The objective of this field trip is to examine Lower Cretaceous coal-bearing rocks in the Cadomin-Luscar area of central Alberta. Participants will have an opportunity to observe at first hand the lithology and complex structural relationships of the rock succession. Examples of deposition related to shallow marine, coastal plain, swamp, alluvial flood plain and alluvial channel environments will be observed and the evidence for this interpretation will be discussed. Fresh coal outcrops will be observed in the mine sites and results from recent coal quality studies will be discussed. The structure of the area will be explained with some excellent exposures and accompanying down-plunge cross-sections.

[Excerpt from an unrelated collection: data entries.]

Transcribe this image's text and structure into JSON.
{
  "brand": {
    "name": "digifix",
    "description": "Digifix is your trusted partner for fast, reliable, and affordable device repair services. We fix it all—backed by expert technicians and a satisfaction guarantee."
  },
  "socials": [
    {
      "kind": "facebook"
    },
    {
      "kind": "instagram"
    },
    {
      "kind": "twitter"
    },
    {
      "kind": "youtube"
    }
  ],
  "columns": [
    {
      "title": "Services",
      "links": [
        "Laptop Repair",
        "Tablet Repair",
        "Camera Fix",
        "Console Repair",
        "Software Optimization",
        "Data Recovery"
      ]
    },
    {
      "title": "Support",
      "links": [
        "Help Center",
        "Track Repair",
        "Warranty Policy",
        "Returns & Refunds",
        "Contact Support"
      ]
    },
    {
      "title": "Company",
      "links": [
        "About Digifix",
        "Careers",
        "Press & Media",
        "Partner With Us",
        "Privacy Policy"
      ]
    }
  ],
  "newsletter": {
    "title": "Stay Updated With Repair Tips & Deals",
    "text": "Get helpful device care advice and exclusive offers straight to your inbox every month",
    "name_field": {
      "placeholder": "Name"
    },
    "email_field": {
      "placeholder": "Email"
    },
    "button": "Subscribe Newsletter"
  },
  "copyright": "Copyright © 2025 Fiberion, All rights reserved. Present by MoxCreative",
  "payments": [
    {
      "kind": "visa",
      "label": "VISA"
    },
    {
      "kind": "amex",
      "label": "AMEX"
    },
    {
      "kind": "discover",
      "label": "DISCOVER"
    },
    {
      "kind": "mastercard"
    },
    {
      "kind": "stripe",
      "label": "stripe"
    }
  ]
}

The Cadomin-Luscar area is located in west-central Alberta, between latitudes 53 and 53 8' and longitudes 117 17' and 117 34' (figures 1 and 2). The area forms part of the Cadomin (NTS 83F/3) and Miette (NTS 83F/4) map sheets and covers approximately 100 kmï¿½.
The existence of the thick Jewel coal seam has been known since the turn of the century. An underground mine was developed at Cadomin in 1917 and at Luscar in 1921. These mines operated until the mid 1950's. Open pit mines were opened by Cardinal River Coals Ltd at Luscar in 1970 and Gregg River Resources Ltd in 1983.
The Cadomin area was mapped by the Geological Survey of Canada (McKay, 1929 and 1930). Mountjoy (1959) mapped the Miette mapsheet. The area east of Gregg River was mapped by Hill (1980). The sections along the McLeod River at Cadomin have often been used in stratigraphic studies (e.g. Mellon, 1966, 1967; McLean, 1982 and McLean and Wall, 1981). Petrographic characteristics (rank and composition) of the coals have been described by Kalkreuth (1988), Langenberg et al. (1989), Kalkreuth et al. (1989) and Kalkreuth and Leckie (in press).